Durable Cellulose–Sulfur Composites Derived from Agricultural and Petrochemical Waste

Abstract

AbstractNature provides a rich panoply of structural motifs comprised of composites whose mechanical properties exceed those of their individual components. The human endeavor to likewise craft value‐added structural materials from underappreciated, sustainably sourced feedstocks remains a formidable challenge. Herein, efforts are made to achieve durable composites by synergistic combination of sulfur and cellulose. Composites are achieved in which bulk sulfur is reinforced by a network of 1–20% by mass cellulose cross‐linked with polysulfide chains. Composites described herein are remeltable and have flexural strength exceeding that of Portland cement. A thorough analysis of these materials has been undertaken through nuclear magnetic resonance, infrared spectroscopy, Raman spectroscopy, elemental analysis, thermogravimetric analysis, differential scanning calorimetry, and dynamic mechanical analysis.

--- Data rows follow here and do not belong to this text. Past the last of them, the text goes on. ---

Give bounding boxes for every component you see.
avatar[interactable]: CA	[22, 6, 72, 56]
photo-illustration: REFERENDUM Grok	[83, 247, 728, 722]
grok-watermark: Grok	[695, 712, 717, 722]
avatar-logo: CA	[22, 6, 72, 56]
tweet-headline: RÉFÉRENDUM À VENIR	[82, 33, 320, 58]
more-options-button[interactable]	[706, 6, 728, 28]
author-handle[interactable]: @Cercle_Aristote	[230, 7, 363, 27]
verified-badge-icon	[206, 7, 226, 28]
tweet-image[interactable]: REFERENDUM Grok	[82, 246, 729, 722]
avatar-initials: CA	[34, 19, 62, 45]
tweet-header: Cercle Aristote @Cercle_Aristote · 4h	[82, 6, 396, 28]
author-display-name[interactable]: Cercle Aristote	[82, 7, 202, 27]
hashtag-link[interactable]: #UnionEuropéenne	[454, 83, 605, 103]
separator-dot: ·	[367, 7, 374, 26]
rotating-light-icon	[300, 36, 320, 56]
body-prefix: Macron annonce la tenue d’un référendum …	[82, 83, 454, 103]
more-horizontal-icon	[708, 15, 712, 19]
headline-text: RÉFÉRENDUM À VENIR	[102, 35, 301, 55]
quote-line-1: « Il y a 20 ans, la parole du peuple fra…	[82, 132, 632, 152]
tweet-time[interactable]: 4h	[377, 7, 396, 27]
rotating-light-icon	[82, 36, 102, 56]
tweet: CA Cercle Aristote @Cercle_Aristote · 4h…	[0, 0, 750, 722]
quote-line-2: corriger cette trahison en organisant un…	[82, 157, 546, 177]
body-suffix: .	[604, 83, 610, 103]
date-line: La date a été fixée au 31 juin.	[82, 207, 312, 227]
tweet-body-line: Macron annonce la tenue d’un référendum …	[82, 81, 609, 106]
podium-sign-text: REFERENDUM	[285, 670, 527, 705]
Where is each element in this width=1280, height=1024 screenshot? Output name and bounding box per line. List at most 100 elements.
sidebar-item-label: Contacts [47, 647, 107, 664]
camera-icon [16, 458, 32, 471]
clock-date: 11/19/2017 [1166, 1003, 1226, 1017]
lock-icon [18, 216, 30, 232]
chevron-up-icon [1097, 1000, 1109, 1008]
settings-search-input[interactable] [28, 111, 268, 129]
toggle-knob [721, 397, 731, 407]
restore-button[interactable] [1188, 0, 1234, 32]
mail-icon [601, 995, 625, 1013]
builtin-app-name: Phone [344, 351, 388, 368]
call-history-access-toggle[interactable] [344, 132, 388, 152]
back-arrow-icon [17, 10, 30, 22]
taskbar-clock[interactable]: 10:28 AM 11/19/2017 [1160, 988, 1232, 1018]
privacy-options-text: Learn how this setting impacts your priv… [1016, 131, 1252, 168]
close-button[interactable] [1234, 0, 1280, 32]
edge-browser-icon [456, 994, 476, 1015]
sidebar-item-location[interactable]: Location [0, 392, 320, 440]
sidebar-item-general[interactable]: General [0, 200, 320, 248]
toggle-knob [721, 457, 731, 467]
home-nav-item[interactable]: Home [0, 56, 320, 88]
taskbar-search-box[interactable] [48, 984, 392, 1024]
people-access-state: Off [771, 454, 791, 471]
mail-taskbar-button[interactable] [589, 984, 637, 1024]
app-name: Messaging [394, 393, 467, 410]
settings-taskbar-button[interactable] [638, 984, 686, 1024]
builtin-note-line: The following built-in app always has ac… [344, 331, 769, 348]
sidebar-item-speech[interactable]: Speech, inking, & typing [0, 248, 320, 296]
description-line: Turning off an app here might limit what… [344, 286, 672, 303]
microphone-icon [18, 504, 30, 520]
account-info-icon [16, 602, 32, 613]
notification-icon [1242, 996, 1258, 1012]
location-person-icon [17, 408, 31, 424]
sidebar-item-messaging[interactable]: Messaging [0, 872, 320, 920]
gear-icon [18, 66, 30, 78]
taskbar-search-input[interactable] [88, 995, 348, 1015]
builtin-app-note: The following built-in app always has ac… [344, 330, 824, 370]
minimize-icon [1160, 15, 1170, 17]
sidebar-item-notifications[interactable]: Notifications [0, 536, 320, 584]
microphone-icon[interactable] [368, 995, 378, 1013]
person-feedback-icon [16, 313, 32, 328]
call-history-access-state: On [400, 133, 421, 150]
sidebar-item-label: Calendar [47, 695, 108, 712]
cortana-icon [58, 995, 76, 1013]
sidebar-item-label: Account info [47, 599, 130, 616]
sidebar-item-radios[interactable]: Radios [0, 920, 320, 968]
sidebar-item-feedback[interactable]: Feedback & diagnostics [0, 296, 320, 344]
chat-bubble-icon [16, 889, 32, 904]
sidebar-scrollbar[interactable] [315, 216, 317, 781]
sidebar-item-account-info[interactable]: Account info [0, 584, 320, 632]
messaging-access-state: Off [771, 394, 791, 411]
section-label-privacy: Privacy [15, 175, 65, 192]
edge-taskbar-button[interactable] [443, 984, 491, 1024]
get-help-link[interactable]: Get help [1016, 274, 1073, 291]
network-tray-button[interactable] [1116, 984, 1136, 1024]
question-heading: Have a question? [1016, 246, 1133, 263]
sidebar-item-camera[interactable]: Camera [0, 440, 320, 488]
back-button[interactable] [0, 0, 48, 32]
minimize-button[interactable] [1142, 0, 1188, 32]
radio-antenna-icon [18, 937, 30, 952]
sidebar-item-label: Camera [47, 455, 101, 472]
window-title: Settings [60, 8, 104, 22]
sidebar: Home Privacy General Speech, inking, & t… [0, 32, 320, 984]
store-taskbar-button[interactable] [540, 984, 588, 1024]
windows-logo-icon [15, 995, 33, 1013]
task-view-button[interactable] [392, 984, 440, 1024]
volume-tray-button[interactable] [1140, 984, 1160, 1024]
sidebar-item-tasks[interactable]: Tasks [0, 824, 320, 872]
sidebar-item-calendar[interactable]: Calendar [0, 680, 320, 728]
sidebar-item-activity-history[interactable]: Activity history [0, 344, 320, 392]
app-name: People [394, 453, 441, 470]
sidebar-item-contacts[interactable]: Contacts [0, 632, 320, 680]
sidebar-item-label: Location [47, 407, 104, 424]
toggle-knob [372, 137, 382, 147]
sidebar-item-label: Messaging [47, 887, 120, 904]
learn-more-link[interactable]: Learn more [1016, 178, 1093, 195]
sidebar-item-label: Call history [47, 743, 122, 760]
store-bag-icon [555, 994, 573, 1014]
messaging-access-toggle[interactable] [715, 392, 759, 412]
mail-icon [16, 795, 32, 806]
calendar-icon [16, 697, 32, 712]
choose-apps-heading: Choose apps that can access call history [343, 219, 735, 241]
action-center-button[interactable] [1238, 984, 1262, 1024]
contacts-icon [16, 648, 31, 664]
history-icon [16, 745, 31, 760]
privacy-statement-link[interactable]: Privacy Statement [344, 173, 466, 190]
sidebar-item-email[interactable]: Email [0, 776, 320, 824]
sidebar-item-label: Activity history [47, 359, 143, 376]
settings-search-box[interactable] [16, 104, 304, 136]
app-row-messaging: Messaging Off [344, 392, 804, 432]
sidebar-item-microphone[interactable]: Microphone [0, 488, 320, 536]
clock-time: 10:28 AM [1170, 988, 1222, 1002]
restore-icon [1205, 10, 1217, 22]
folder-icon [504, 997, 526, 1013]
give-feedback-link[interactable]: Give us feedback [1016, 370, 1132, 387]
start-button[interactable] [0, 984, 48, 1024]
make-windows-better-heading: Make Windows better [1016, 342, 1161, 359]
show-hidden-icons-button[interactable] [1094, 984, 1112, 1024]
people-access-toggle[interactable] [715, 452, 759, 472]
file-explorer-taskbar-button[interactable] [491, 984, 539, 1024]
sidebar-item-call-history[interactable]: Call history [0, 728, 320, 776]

These analyses of both as‐prepared composites and fractionated materials unequivocally validate the formulation of these composites and the separability of the bulk sulfur from the reinforcing polysulfide‐cross‐linked cellulose network. The thermomechanical properties of these recyclable composites portend their tantalizing potential to supplant inherently unsustainable structural elements in numerous commercial applications. Further applications to improve the environmental resistance and flexural strength of Portland cement by treatment with the sulfur–cellulose composites are also discussed.